In the Yangzhou massacre, Chinese forces under Tian Shengong killed thousands of foreign merchants in Yangzhou in 760 CE during the Tang dynasty.

Yangzhou, at the junction of the Yangtze River and the Grand Canal, was a center of commerce, finance and industry, and one of the wealthiest cities in Tang China, with a large population of foreign merchants.

In 760 CE, the Jiedu envoy of Huainan, Liu Zhan (劉展), started a mutiny with his brother Liu Yin. Their army initially defeated the army of the governor, Deng Jingshan (鄧景山), at Xucheng County (modern Sihong, Jiangsu), before crossing the Yangtze River and defeating Li Yao, who fled to Xuancheng.
On the advice of famed general Guo Ziyi, Deng recruited a general from Pinglu, Tian Shengong (田神功), to suppress the revolt. Tian and his army landed at Jinshan on Hangzhou Bay, and despite initial losses he defeated Liu's army of 8000 elite soldiers at Guangling. Liu Zhan himself was shot through the eye with an arrow and beheaded.

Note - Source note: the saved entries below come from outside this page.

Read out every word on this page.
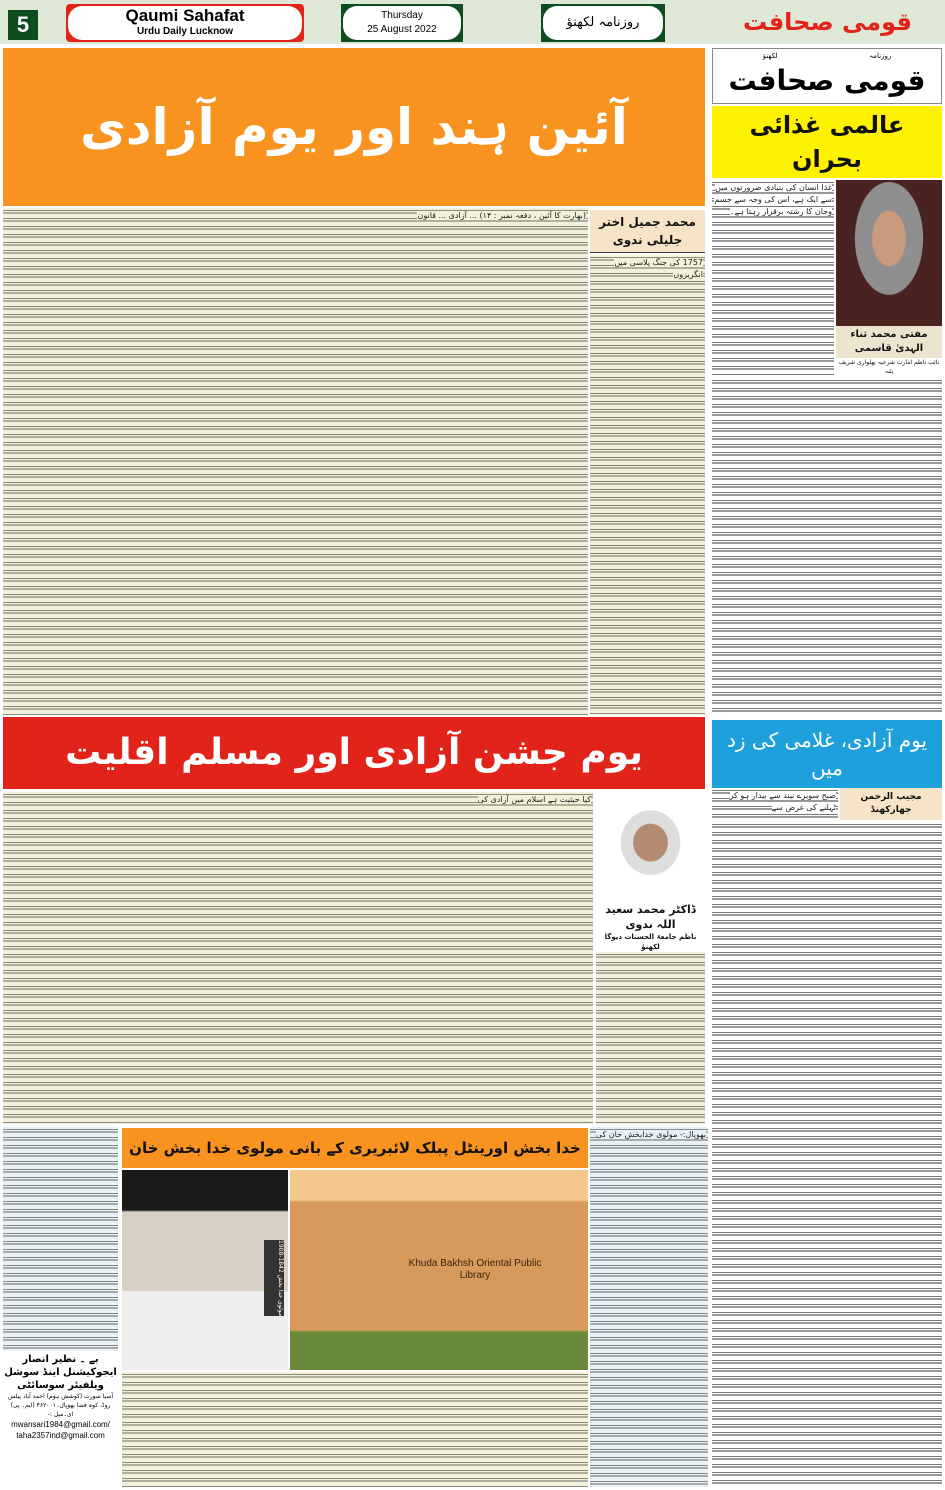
5	Qaumi Sahafat
Urdu Daily Lucknow
Thursday
25 August 2022	روزنامہ لکھنؤ	قومی صحافت
آئین ہند اور یوم آزادی
(بھارت کا آئین ، دفعہ نمبر : ۱۴) ... آزادی ... قانون	محمد جمیل اختر جلیلی ندوی
1757 کی جنگ پلاسی میں انگریزوں
لکھنؤ	روزنامہ
قومی صحافت
عالمی غذائی بحران
غذا انسان کی بنیادی ضرورتوں میں سے ایک ہے، اس کی وجہ سے جسم وجان کا رشتہ برقرار رہتا ہے۔
مفتی محمد ثناء الہدیٰ قاسمی
نائب ناظم امارت شرعیہ پھلواری شریف پٹنہ
یوم جشن آزادی اور مسلم اقلیت
کیا حیثیت ہے اسلام میں آزادی کی
ڈاکٹر محمد سعید اللہ ندوی
ناظم جامعۃ الحسنات دیوگا لکھنؤ
یوم آزادی، غلامی کی زد میں
صبح سویرے نیند سے بیدار ہو کر ٹہلنے کی غرض سے
مجیب الرحمن جھارکھنڈ
بے ۔ نظیر انصار ایجوکیشنل اینڈ سوشل ویلفیئر سوسائٹی
آسیا سورت (کوشش ہوم) احمد آباد پیلس روڈ، کوہ فضا بھوپال۔۴۶۲۰۰۱ (ایم۔ پی)
ای۔میل :-
mwansari1984@gmail.com/
taha2357ind@gmail.com
خدا بخش اورینٹل پبلک لائبریری کے بانی مولوی خدا بخش خان
مولوی خدا بخش 1842-1908
Khuda Bakhsh Oriental Public Library
بھوپال:- مولوی خدابخش خان کی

Since Tian had previously fought for the An Shi Rebellion, he was interested in reingratiating himself with the Tang Emperor. He chose Yangzhou as the ideal target from which to loot gifts for the Emperor. When Tian's forces arrived, they robbed the inhabitants, killing thousands of Arab and Persian merchants.
Tian then travelled to the Tang capital, Chang'an, and presented looted gold and silver to the emperor.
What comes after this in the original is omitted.